Distintivo dell'UNPROFOR
La missione si concentrò fin da subito nella creazione di enclavi sicure all'interno delle aree a maggior rischio e successivamente tramite estensioni del mandato si dedicò a proteggere vari obiettivi militari serbi (un celebre esempio è la messa in sicurezza dell'areoporto di Sarajevo).
Fin dal suo inizio la missione impedisce ai soldati (detti "caschi blu") di intervenire militarmente per sventare conflitti armati ma impone un ruolo di osservatori esterni allo svolgimento dei fatti. Questo causò fin da subito le prime anomalie in quanto i caschi blu potevano assistere a stragi e combattimenti senza poter prendere direttamente parte al combattimento per svolgere la loro funzione di "pacificatori". Nel film No Man's Land viene descritta molto efficacemente questa situazione, l'impossibilità ad agire rendeva i caschi blu semplici spettatori di questo conflitto; rendendolo, ancora una volta, paradossale.
Blindati dell'UNPROFOR proteggono l'areoporto internazionale di Sarajevo, 1993
Proprio l'impotenza dei caschi blu fece si che i soldati serbi sfruttassero la loro presenza e li usassero addirittura come scudi umani, forti della sicurezza di non poter essere minacciati con le armi.
Centinaia di caschi blu vennero infatti presi come ostaggi dai serbi e tenuti prigionieri in punti strategici per evitarne la distruzione ad opera della NATO, che aveva cominciato a bombardare.
Nel maggio 1995 il generale Ratko Mladic fece assaltare un comando dell'UNPROFOR a difesa del ponte di Vrbanja prendendo i caschi blu come ostaggi.
Ma la completa inefficienza dei caschi blu fu sotto gli occhi di tutti quando l'11 luglio 1995 i serbo-bosniaci guidati dal generale Mladic entrarono nell'enclave di Srebrenica sotto lo sguardo dei militari olandesi che non fecero quasi nulla per impedirlo. Mladic ordinò così quello che probabilmente è stato il più grande genocidio in europa dopo la seconda guerra mondiale, le cifre (che ovviamente non concordano) parlano di circa 8.000 musulmani bosniaci massacrati in quei giorni.

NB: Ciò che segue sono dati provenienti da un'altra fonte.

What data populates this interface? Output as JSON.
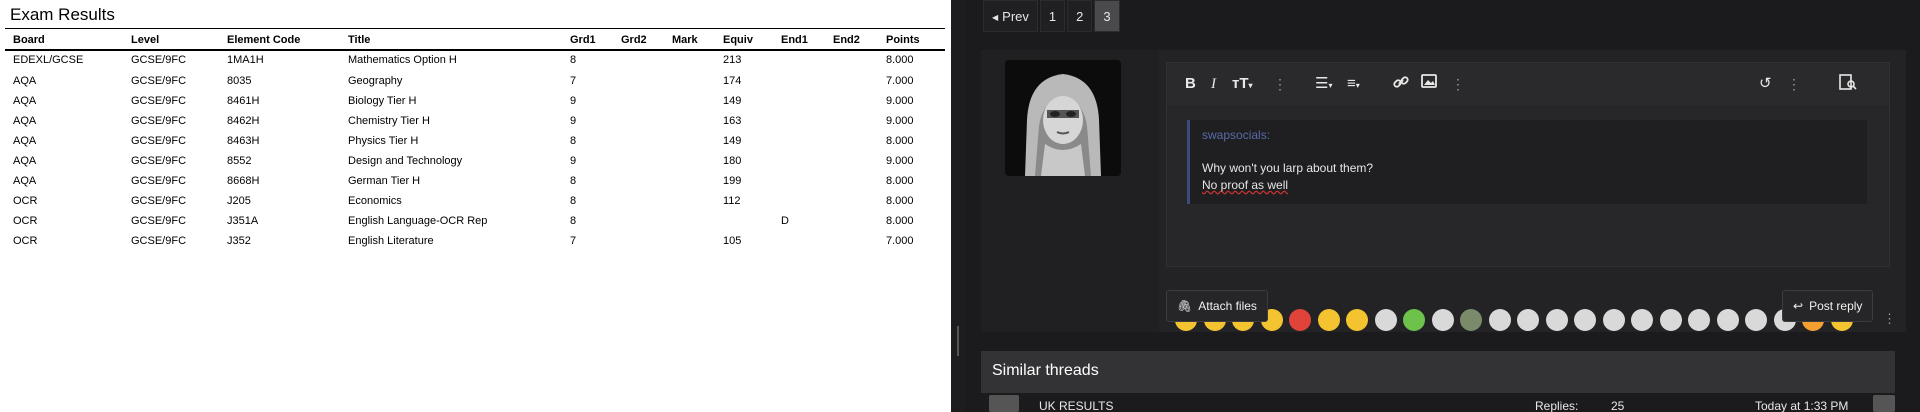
{
  "exam": {
    "title": "Exam Results",
    "headers": [
      "Board",
      "Level",
      "Element Code",
      "Title",
      "Grd1",
      "Grd2",
      "Mark",
      "Equiv",
      "End1",
      "End2",
      "Points"
    ],
    "rows": [
      [
        "EDEXL/GCSE",
        "GCSE/9FC",
        "1MA1H",
        "Mathematics Option H",
        "8",
        "",
        "",
        "213",
        "",
        "",
        "8.000"
      ],
      [
        "AQA",
        "GCSE/9FC",
        "8035",
        "Geography",
        "7",
        "",
        "",
        "174",
        "",
        "",
        "7.000"
      ],
      [
        "AQA",
        "GCSE/9FC",
        "8461H",
        "Biology Tier H",
        "9",
        "",
        "",
        "149",
        "",
        "",
        "9.000"
      ],
      [
        "AQA",
        "GCSE/9FC",
        "8462H",
        "Chemistry Tier H",
        "9",
        "",
        "",
        "163",
        "",
        "",
        "9.000"
      ],
      [
        "AQA",
        "GCSE/9FC",
        "8463H",
        "Physics Tier H",
        "8",
        "",
        "",
        "149",
        "",
        "",
        "8.000"
      ],
      [
        "AQA",
        "GCSE/9FC",
        "8552",
        "Design and Technology",
        "9",
        "",
        "",
        "180",
        "",
        "",
        "9.000"
      ],
      [
        "AQA",
        "GCSE/9FC",
        "8668H",
        "German Tier H",
        "8",
        "",
        "",
        "199",
        "",
        "",
        "8.000"
      ],
      [
        "OCR",
        "GCSE/9FC",
        "J205",
        "Economics",
        "8",
        "",
        "",
        "112",
        "",
        "",
        "8.000"
      ],
      [
        "OCR",
        "GCSE/9FC",
        "J351A",
        "English Language-OCR Rep",
        "8",
        "",
        "",
        "",
        "D",
        "",
        "8.000"
      ],
      [
        "OCR",
        "GCSE/9FC",
        "J352",
        "English Literature",
        "7",
        "",
        "",
        "105",
        "",
        "",
        "7.000"
      ]
    ]
  },
  "pagination": {
    "prev": "Prev",
    "pages": [
      "1",
      "2",
      "3"
    ],
    "current": "3"
  },
  "editor": {
    "toolbar_icons": [
      "bold-icon",
      "italic-icon",
      "text-size-icon",
      "more-options-icon",
      "list-icon",
      "align-icon",
      "link-icon",
      "image-icon",
      "more-options-icon",
      "undo-icon",
      "more-options-icon",
      "preview-icon"
    ],
    "quote_author": "swapsocials:",
    "lines": [
      "Why won't you larp about them?",
      "No proof as well"
    ],
    "emojis": [
      "smiley-icon",
      "rofl-icon",
      "heart-eyes-icon",
      "confused-icon",
      "angry-icon",
      "grin-icon",
      "joy-icon",
      "face-icon",
      "sick-icon",
      "face-icon",
      "picture-icon",
      "face-icon",
      "face-icon",
      "face-icon",
      "face-icon",
      "face-icon",
      "face-icon",
      "face-icon",
      "face-icon",
      "face-icon",
      "pill-icon",
      "pill-icon",
      "blush-icon",
      "smile-icon"
    ]
  },
  "actions": {
    "attach": "Attach files",
    "post": "Post reply"
  },
  "similar": {
    "title": "Similar threads",
    "threads": [
      {
        "title": "UK RESULTS",
        "replies_label": "Replies:",
        "replies": "25",
        "time": "Today at 1:33 PM"
      }
    ]
  },
  "colors": {
    "panel_bg": "#1b1b1d",
    "accent_quote": "#5a6aa8",
    "section_header": "#333335"
  }
}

La presenza di battaglioni dell'UNPROFOR fu se non dannosa assolutamente inutile, i civili in fuga dagli assedianti infatti si rifugiarono nei punti di osservazione dei caschi blu sperando che queste zone venissero risparmiate ma così non fu; i serbi entrarono nelle basi dell'UNPROFOR prendendo in ostaggio una cinquantina di caschi blu e potendo così considerare conquistata ed assoggettata la città di Srebrenica.
La totale mancanza di azioni difensive nei confronti dei civili da parte dei caschi blu causò molte critiche alla gestione che era stata fatta della guerra fino ad allora, rivelò infatti al mondo intero l'effettiva impotenza delle forze che avrebbero dovuto proteggere i civili dai massacri ordinati da Milosevic e Karadzic.
Corpi delle vittime esumati dalle fosse comuni, Srebrenica
LA FINE DELLA GUERRA
La guerra in Bosnia si concluse con l'accordo di Dayton (più precisamente General Framework Agreement for Peace) nel novembre del 1995. Vi parteciparono i più importanti esponenti delle parti in guerra: il presidente della Serbia Milosevic, il presidente croato Tudjman e il presidente della Bosnia Erzegovina Alija Izetbegovic. L'accordo sancì, oltre alla fine della guerra, la divisione del territorio della Bosnia in due entità distinte: la federazione Croato-Musulmana e la Repubblica Serba. Le due entità hanno svariate autonomie ma sono inserite in un unico contesto statale.